Com relação à responsabilidade pela guarda do sigilo de Justiça, Gomes não tem dúvida em afirmar que a atribuição é dos agentes públicos envolvidos no processo, como policiais federais, juízes e promotores. "Se os mecanismos de proteção são falhos, quem deve responder são os responsáveis, jamais o jornalista", ressaltou. Aceitar a censura prévia, para o jurista, "equivale a rasgar a Constituição".

 

Opinião semelhante tem o advogado Antonio Cláudio Mariz de Oliveira. "No caso específico não há de se falar em violação da liberdade individual", frisou. "Se não foi respeitado o segredo de Justiça, quem deve ser investigado e, se for o caso, punido é quem tinha a obrigação legal de guardá-lo, não o jornal, que cumpriu sua missão de informar."

 

Para o advogado, não restam dúvidas de que a censura foi abolida. "Me parece um retrocesso e até manifestação de má-fé negar que a Constituição, peremptoriamente, aboliu esta figura do ordenamento jurídico", destacou.

 

O advogado constitucionalista Ives Gandra Martins, por sua vez, lembrou que o segredo de Justiça deveria se aplicar a alguns poucos casos, não virar regra. "Serve para proteger aqueles que necessitam de proteção do Estado, como menores de idade e a família", esclareceu.

 

Para ele, exercer a censura prévia fere frontalmente a Constituição. "O papel da imprensa é informar, com responsabilidade. Qualquer abuso pode ser punido a posteriori e nunca a priori, como tem ocorrido no caso."

 

‘Arranhão’

 

O presidente da Academia Paulista de Letras Jurídicas, Ruy Altenfelder, classificou o caso como "um arranhão no Estado de Direito". Em sua visão, o jornal agiu certo ao não aceitar a desistência da ação. "O Estado quer um posicionamento claro do Judiciário neste caso.
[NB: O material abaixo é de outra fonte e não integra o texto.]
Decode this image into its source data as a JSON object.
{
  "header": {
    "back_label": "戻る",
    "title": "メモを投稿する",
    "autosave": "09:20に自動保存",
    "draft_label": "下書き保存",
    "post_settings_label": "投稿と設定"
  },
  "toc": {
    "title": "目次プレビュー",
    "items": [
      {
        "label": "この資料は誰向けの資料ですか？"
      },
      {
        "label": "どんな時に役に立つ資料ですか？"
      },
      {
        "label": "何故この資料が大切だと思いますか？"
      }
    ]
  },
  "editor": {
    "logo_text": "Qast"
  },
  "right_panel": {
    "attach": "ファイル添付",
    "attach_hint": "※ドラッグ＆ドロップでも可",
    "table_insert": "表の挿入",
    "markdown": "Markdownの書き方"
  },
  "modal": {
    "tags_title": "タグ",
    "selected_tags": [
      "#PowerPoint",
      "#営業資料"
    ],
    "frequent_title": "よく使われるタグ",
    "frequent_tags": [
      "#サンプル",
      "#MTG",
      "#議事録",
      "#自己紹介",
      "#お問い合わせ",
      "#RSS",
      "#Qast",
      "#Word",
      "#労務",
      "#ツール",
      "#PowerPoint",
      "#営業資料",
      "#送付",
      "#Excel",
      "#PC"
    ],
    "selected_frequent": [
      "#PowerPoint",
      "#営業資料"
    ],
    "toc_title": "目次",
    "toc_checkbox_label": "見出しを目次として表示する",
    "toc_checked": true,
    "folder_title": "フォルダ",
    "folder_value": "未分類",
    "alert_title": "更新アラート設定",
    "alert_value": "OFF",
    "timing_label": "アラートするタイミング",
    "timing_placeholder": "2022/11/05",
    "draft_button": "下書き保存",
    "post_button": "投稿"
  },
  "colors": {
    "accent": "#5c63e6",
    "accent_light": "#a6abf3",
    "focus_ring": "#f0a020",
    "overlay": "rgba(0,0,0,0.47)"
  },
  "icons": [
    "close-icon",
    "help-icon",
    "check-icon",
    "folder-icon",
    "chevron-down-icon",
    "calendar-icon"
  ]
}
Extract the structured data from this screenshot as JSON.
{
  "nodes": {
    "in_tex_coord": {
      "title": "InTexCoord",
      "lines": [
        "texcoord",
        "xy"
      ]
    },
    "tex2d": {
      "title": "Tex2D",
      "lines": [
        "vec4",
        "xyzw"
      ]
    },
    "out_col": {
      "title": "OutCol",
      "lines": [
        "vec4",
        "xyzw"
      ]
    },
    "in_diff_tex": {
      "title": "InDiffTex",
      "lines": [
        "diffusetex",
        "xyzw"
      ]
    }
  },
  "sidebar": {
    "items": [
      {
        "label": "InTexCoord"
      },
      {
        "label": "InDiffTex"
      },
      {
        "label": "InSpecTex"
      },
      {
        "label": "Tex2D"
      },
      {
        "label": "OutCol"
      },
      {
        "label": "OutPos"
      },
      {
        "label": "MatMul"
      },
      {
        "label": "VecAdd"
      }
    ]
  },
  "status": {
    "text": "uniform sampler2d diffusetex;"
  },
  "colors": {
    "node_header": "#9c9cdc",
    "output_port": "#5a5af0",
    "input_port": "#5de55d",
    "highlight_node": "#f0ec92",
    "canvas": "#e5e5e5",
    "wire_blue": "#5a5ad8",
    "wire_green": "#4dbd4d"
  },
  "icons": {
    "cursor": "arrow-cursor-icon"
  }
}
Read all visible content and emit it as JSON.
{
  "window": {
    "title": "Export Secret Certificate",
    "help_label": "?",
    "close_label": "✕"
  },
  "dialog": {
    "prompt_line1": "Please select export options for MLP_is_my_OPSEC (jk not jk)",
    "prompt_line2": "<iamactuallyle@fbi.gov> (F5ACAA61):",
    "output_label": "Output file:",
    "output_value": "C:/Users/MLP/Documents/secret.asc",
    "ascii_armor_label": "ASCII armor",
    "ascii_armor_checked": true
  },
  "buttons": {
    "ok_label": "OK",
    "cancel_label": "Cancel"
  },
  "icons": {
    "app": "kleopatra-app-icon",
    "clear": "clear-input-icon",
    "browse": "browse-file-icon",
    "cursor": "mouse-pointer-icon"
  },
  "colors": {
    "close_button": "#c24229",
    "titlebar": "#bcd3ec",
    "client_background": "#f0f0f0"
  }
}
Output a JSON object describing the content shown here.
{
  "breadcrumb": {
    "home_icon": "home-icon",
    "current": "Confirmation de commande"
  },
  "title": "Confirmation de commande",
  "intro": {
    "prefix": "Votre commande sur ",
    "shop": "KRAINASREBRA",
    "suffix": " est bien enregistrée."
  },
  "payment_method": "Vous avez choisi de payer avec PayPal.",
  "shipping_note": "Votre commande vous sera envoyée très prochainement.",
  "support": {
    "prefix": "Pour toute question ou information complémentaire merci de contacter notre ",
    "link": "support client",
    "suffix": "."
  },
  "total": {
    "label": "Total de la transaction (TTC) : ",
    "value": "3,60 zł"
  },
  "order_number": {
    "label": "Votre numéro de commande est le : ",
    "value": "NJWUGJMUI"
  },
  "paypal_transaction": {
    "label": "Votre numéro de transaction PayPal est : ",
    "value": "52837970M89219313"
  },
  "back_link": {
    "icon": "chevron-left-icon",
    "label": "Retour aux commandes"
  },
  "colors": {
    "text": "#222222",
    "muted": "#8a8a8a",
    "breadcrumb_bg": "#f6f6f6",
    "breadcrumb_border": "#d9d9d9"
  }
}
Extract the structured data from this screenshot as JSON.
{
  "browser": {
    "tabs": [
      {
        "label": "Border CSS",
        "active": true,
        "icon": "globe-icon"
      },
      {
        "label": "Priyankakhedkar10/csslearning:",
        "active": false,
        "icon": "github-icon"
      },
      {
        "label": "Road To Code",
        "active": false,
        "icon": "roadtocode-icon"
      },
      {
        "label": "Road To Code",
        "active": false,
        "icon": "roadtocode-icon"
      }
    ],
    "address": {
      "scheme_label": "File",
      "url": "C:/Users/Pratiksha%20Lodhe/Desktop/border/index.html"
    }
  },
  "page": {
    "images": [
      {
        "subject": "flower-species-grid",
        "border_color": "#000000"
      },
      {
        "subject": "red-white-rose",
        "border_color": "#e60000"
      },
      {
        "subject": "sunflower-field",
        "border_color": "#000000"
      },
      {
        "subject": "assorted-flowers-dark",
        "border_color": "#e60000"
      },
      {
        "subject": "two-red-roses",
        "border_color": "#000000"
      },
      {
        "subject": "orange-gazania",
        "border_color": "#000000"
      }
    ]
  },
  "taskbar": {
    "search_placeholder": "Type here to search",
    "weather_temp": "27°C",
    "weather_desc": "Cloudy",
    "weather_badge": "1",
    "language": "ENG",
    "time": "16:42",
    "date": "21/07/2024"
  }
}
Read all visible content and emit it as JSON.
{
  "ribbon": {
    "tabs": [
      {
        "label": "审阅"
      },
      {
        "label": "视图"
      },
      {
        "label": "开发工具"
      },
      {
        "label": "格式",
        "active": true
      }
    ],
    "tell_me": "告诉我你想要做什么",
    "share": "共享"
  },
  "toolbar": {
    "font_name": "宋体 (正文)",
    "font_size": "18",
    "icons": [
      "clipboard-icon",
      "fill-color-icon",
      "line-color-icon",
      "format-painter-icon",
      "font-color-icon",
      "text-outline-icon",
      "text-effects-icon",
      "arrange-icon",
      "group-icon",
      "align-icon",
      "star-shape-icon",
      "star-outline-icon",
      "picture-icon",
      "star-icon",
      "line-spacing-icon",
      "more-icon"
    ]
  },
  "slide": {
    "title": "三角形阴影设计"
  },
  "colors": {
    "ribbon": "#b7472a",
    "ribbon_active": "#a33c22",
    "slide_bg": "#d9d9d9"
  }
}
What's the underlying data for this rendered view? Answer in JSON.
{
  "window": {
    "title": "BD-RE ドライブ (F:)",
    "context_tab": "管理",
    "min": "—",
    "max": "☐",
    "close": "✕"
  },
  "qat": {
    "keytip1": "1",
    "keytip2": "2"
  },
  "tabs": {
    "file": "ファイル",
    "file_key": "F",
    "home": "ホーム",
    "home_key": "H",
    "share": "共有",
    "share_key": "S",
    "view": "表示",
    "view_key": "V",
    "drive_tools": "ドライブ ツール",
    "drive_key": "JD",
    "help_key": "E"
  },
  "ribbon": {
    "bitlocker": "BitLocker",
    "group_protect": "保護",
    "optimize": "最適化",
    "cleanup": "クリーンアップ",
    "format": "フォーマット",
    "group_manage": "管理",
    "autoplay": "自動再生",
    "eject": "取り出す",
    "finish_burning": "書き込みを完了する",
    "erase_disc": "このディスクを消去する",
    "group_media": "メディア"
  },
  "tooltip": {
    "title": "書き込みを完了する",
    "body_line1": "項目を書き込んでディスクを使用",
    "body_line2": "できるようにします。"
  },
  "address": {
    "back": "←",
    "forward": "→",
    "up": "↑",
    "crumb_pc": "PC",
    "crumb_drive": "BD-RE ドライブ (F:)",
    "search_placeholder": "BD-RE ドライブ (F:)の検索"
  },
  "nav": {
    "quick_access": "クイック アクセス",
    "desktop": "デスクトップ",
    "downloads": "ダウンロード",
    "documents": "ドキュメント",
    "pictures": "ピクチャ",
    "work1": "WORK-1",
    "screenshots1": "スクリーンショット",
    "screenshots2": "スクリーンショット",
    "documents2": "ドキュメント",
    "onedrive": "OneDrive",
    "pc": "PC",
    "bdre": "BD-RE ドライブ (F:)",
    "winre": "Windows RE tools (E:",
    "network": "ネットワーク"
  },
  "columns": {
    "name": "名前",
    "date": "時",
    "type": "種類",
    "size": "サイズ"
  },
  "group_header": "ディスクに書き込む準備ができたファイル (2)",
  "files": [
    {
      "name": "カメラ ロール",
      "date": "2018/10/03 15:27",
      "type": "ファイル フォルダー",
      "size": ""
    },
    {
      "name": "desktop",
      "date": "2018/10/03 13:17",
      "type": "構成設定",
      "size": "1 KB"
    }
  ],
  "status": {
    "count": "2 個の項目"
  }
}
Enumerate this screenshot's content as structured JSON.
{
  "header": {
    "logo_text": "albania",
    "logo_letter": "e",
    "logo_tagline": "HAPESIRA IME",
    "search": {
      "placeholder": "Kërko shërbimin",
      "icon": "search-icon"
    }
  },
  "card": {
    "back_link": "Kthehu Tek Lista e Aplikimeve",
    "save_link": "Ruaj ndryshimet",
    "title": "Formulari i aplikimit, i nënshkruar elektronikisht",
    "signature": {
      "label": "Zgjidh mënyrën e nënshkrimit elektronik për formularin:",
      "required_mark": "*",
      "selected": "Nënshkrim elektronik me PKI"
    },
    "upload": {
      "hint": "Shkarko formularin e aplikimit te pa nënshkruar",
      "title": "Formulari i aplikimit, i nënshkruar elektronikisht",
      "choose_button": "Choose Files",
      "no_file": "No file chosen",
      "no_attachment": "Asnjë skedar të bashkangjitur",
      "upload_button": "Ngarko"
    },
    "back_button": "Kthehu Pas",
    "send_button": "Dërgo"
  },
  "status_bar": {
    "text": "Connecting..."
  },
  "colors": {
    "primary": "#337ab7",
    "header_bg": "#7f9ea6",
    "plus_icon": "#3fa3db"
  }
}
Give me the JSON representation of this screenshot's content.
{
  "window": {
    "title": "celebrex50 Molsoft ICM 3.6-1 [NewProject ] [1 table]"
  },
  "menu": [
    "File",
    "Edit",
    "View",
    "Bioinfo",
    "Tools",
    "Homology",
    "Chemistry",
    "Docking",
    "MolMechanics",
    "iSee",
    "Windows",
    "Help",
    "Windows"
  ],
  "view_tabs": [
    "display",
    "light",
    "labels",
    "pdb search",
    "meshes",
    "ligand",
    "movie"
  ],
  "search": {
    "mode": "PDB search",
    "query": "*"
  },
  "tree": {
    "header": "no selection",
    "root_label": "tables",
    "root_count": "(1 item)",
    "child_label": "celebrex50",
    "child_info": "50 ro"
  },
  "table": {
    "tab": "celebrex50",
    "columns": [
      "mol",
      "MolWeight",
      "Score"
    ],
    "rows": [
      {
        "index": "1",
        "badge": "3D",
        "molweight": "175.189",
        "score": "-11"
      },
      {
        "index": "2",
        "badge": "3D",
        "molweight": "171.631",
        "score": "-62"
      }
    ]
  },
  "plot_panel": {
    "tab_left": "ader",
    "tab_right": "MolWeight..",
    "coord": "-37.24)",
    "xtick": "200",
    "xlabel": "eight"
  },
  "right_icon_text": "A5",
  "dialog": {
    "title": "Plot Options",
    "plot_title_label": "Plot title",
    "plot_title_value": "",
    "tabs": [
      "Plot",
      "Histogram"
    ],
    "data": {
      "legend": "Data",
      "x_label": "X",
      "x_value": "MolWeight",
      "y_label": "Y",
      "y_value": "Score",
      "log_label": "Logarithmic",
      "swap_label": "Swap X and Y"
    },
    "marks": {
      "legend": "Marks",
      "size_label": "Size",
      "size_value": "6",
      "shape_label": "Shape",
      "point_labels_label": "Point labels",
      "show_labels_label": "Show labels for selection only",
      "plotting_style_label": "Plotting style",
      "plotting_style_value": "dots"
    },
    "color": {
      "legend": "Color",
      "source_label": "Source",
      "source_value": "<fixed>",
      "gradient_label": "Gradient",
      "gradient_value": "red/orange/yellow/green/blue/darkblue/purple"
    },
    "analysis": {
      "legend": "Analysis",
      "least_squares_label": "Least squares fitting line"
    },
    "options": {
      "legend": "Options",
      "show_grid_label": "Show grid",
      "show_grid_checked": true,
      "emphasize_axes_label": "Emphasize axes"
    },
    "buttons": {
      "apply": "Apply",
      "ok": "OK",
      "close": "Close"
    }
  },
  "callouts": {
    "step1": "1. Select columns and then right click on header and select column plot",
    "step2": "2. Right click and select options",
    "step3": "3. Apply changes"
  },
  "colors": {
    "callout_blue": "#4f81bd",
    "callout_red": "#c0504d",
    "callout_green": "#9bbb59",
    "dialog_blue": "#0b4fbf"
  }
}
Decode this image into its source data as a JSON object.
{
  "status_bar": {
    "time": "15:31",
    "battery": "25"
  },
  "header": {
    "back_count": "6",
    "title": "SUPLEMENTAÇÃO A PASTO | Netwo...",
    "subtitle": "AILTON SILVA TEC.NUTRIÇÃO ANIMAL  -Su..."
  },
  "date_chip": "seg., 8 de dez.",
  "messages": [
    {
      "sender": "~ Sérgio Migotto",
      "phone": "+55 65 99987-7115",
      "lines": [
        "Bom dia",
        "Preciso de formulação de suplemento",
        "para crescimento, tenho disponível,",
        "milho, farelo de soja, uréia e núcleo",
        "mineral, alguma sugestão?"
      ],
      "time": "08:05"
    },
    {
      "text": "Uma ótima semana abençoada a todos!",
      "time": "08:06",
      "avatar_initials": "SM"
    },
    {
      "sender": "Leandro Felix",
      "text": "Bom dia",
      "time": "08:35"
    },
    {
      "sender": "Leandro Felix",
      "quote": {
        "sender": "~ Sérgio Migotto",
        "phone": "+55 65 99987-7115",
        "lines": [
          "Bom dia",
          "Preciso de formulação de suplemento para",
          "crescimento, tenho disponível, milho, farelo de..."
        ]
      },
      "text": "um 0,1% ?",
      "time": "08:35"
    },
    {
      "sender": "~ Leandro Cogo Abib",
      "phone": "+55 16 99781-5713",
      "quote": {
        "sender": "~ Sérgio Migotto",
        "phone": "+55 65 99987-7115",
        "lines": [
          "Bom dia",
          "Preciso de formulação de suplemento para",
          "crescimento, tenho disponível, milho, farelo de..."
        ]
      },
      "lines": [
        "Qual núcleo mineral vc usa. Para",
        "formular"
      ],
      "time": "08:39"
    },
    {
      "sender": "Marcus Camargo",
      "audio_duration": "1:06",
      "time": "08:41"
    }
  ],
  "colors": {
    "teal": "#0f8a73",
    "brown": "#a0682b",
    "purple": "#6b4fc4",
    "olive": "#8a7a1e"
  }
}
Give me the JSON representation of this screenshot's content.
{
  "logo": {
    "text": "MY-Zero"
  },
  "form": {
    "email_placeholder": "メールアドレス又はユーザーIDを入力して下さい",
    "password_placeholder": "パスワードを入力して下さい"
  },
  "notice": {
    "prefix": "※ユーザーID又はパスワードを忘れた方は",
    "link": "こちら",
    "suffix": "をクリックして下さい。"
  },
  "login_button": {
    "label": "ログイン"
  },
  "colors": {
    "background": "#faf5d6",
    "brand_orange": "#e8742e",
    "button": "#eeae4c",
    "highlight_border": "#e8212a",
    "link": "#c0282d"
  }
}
Assim, de acordo com a longa tradição democrática do jornal, não se transige, mas vai-se às últimas consequência."

 

O promotor Roberto Livianu, presidente do Ministério Público Democrático, lembrou que desde o Iluminismo a norma das relações dos cidadãos tem sido a publicidade, não o segredo. "Só se admite o sigilo em casos especialíssimos. No caso do Estado, o interesse público prevalece sobre o privado. Se há relevante interesse público, é fundamental que os dados sejam publicados."